How to make it import more than one existing SensorError information in the CSV file to a single SiraReport?


Solution

  • Well, due to the questions made here in this topic, I could observe that my error was initially, in how the data were being sent, because if for 1 Report I have several SensorError information, then I would have to duplicate the data lines of the Report and include information other than SensorError to look like this:

    final_state,datetime_begin,datetime_end,cutting_time,total_time,sensor_name,error_code,error_detail TESTESENSOR,2022-09-30T18:15:00Z,2022-09-30T18:35:00Z,30min,40min, "sensor operador","operando","falha parcial" TESTESENSOR,2022-09-30T18:15:00Z,2022-09-30T18:35:00Z,30min,40min, "sensor navalha","erro mundial","falha total"

    From there, I had to review my code due to questions from @g00se and @Tom Elias, arriving at this code that works:

    public static List<Report> csvToReports(InputStream is, ReportRepository reportRepository, SensorErrorRepository sensorErrorRepository) {
        try (
            BufferedReader fileReader = new BufferedReader(new InputStreamReader(is, Charset.defaultCharset()));
            CSVParser csvParser = new CSVParser(fileReader, CSVFormat.DEFAULT.withFirstRecordAsHeader().withIgnoreHeaderCase().withTrim());
        ) {
            Map<String, Report> reportMap = new HashMap<>();
            List<Report> reports = new ArrayList<>();
    
            Iterable<CSVRecord> csvRecords = csvParser.getRecords();
    
            for (CSVRecord csvRecord : csvRecords) {
                String datetimeBegin = csvRecord.get("datetime_begin");
                String datetimeEnd = csvRecord.get("datetime_end");
                String reportKey = datetimeBegin + datetimeEnd; // Create a new key using final_state and datetime_begin
    
                Report report = reportMap.get(reportKey);
    
                if (report == null) {
                    report = new Report(
                        csvRecord.get("final_state"),
                        Instant.parse(datetimeBegin),
                        Instant.parse(datetimeEnd),
                        csvRecord.get("cutting_time"),
                        csvRecord.get("total_time"),
                    );
                }
    
                // Check if sensor_name, error_code and error_detail fields have values
                if (!csvRecord.get("sensor_name").isEmpty() || !csvRecord.get("error_code").isEmpty() || !csvRecord.get("error_detail").isEmpty()) {
                    // Create a new SensorError object using the data from the CSVRecord
                    SensorError sensorError = new SensorError(
                        csvRecord.get("sensor_name"),
                        csvRecord.get("error_code"),
                        csvRecord.get("error_detail")
                    );
    
                    // Add the SensorError object to the Report
                    report.addSensorError(sensorError);
    
                    // Save the SensorError object to the database using the SensorErrorRepository
                    sensorErrorRepository.save(sensorError);
                }
    
                // Save the Report object to the database using the ReportRepository
                reportRepository.save(report);
    
                // Add the Report object to the Map and List
                reportMap.put(reportKey, report);
                reports.add(report);
            }
    
            // Return the List of Reports
            return reports;
        } catch (IOException e) {
            throw new RuntimeException("Failed to parse CSV file: " + e.getMessage());
        }
    }
    

    I had to create a method that performs an identification if the lines sent in the CSV refer to the same Report and add the SensorError information to the same Report object.

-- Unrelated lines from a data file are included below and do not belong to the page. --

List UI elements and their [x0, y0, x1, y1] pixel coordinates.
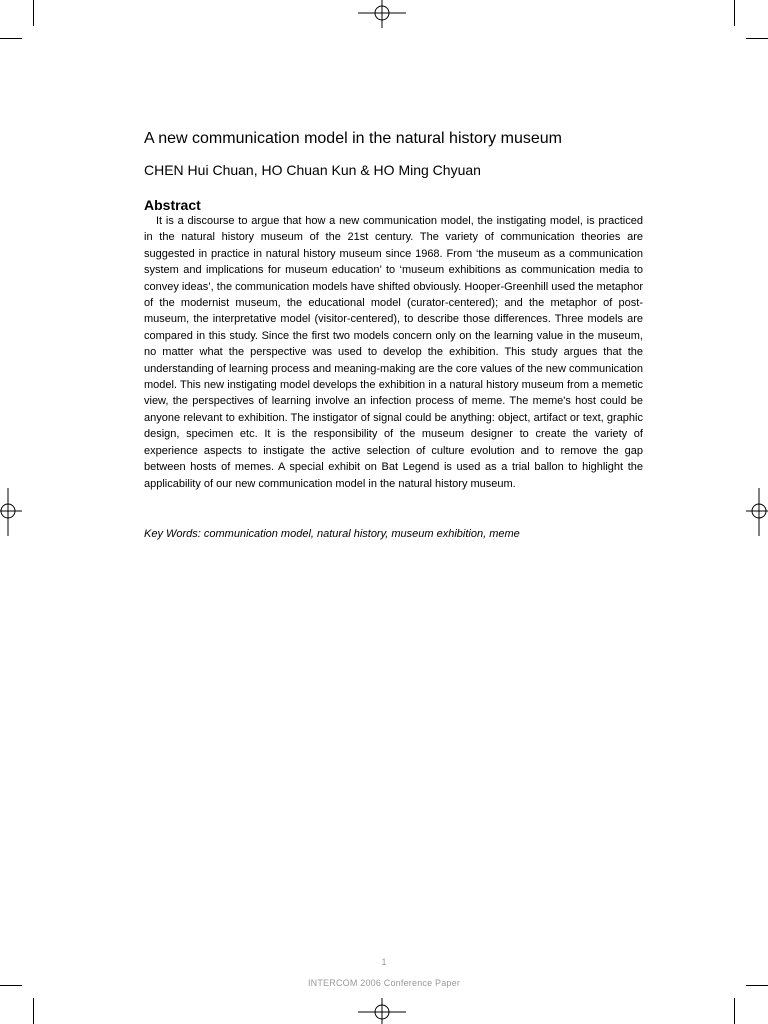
- registration-mark-right: [746, 488, 768, 536]
- page-number: 1: [381, 957, 387, 967]
- registration-mark-top: [358, 0, 406, 28]
- abstract-heading: Abstract: [144, 197, 201, 213]
- registration-mark-bottom: [358, 998, 406, 1024]
- paper-title: A new communication model in the natural history museum: [144, 130, 562, 147]
- registration-mark-left: [0, 488, 22, 536]
- keywords: Key Words: communication model, natural history, museum exhibition, meme: [144, 528, 520, 540]
- abstract-body: It is a discourse to argue that how a new communication model, the instigating model, is practiced in the natural history museum of the 21st century. The variety of communication theories are suggested in practice in natural history museum since 1968. From ‘the museum as a communication system and implications for museum education’ to ‘museum exhibitions as communication media to convey ideas’, the communication models have shifted obviously. Hooper-Greenhill used the metaphor of the modernist museum, the educational model (curator-centered); and the metaphor of post-museum, the interpretative model (visitor-centered), to describe those differences. Three models are compared in this study. Since the first two models concern only on the learning value in the museum, no matter what the perspective was used to develop the exhibition. This study argues that the understanding of learning process and meaning-making are the core values of the new communication model. This new instigating model develops the exhibition in a natural history museum from a memetic view, the perspectives of learning involve an infection process of meme. The meme's host could be anyone relevant to exhibition. The instigator of signal could be anything: object, artifact or text, graphic design, specimen etc. It is the responsibility of the museum designer to create the variety of experience aspects to instigate the active selection of culture evolution and to remove the gap between hosts of memes. A special exhibit on Bat Legend is used as a trial ballon to highlight the applicability of our new communication model in the natural history museum.: [144, 215, 643, 490]
- conference-label: INTERCOM 2006 Conference Paper: [307, 978, 461, 988]
- paper-authors: CHEN Hui Chuan, HO Chuan Kun & HO Ming Chyuan: [144, 162, 481, 178]
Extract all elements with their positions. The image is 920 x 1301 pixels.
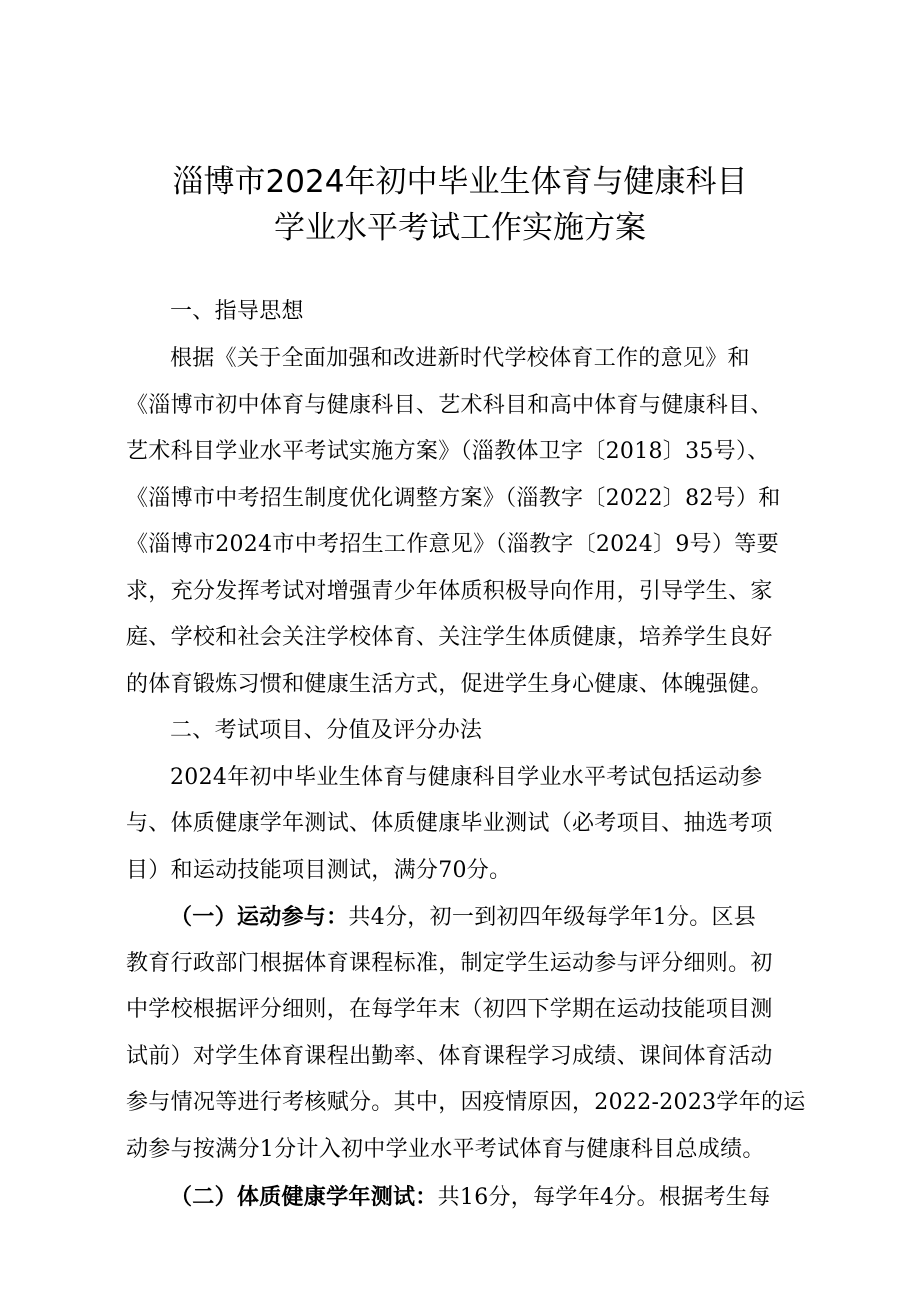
item-2-label: （二）体质健康学年测试： [170, 1184, 438, 1210]
section-1-line: 《淄博市2024市中考招生工作意见》（淄教字〔2024〕9号）等要 [126, 532, 779, 557]
section-1-line: 庭、学校和社会关注学校体育、关注学生体质健康，培养学生良好 [126, 625, 773, 650]
document-title-line-2: 学业水平考试工作实施方案 [274, 210, 646, 246]
item-1-first-line [170, 902, 756, 933]
section-2-line: 2024年初中毕业生体育与健康科目学业水平考试包括运动参 [170, 765, 763, 790]
item-1-line: 参与情况等进行考核赋分。其中，因疫情原因，2022-2023学年的运 [126, 1090, 806, 1115]
section-2-heading: 二、考试项目、分值及评分办法 [170, 718, 483, 743]
item-1-text: 共4分，初一到初四年级每学年1分。区县 [348, 905, 757, 930]
item-2-first-line [170, 1182, 770, 1213]
section-1-heading: 一、指导思想 [170, 299, 304, 324]
item-2-text: 共16分，每学年4分。根据考生每 [437, 1185, 771, 1210]
section-1-line: 《淄博市初中体育与健康科目、艺术科目和高中体育与健康科目、 [126, 393, 773, 418]
item-1-line: 试前）对学生体育课程出勤率、体育课程学习成绩、课间体育活动 [126, 1044, 773, 1069]
section-1-line: 《淄博市中考招生制度优化调整方案》（淄教字〔2022〕82号）和 [126, 486, 781, 511]
item-1-line: 中学校根据评分细则，在每学年末（初四下学期在运动技能项目测 [126, 997, 773, 1022]
item-1-label: （一）运动参与： [170, 904, 349, 930]
section-2-line: 与、体质健康学年测试、体质健康毕业测试（必考项目、抽选考项 [126, 811, 773, 836]
section-1-line: 求，充分发挥考试对增强青少年体质积极导向作用，引导学生、家 [126, 579, 773, 604]
item-1-line: 教育行政部门根据体育课程标准，制定学生运动参与评分细则。初 [126, 951, 773, 976]
section-1-line: 根据《关于全面加强和改进新时代学校体育工作的意见》和 [170, 346, 750, 371]
section-2-line: 目）和运动技能项目测试，满分70分。 [126, 858, 512, 883]
item-1-line: 动参与按满分1分计入初中学业水平考试体育与健康科目总成绩。 [126, 1137, 765, 1162]
document-title-line-1: 淄博市2024年初中毕业生体育与健康科目 [172, 164, 748, 200]
section-1-line: 艺术科目学业水平考试实施方案》（淄教体卫字〔2018〕35号）、 [126, 439, 770, 464]
section-1-line: 的体育锻炼习惯和健康生活方式，促进学生身心健康、体魄强健。 [126, 672, 773, 697]
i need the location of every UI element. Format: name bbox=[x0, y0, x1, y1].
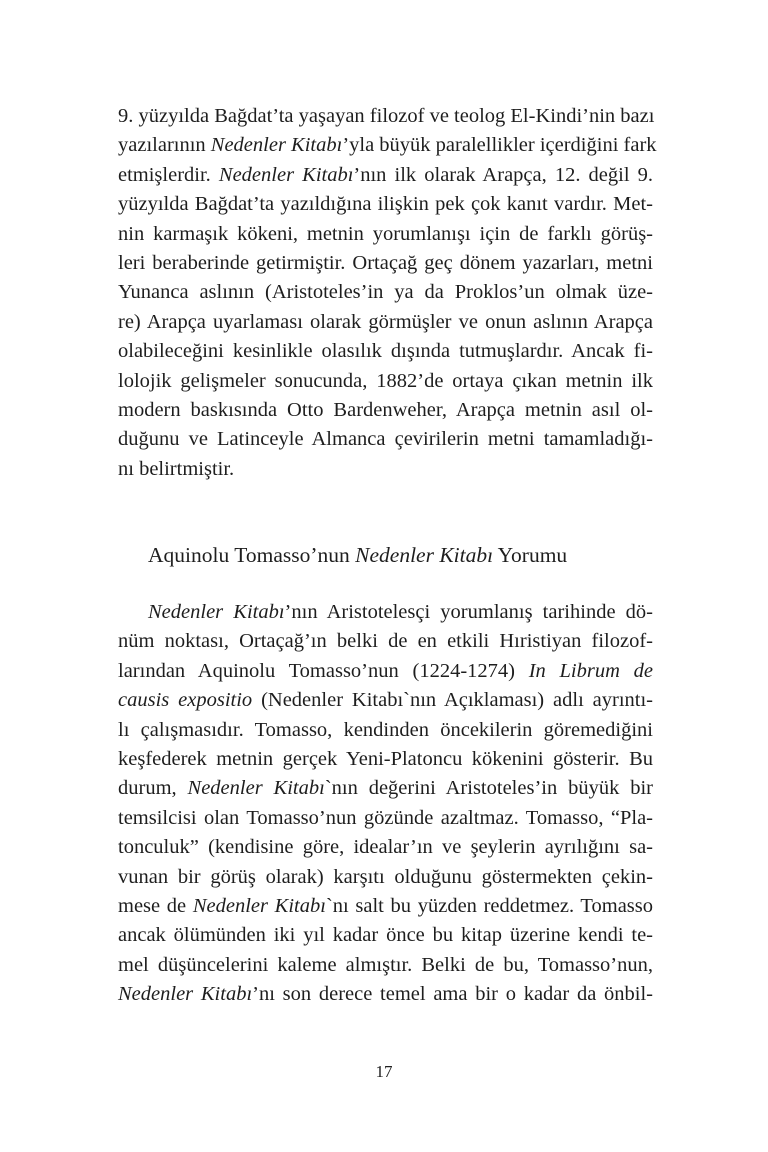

    So now the code creates a new identifier using the datetime_begin and datetime_end field combination to check if there is an existing Report with the datetime_begin and datetime_end field combination. If there is no existing Report, it creates a new Report.

    In summary, it will check the duplicated lines with Report information, if it is the same Report object and then it will register the different SensorError information for that Report object.

    I am aware that a better check would be by ID, but this is generated sequentially by the application.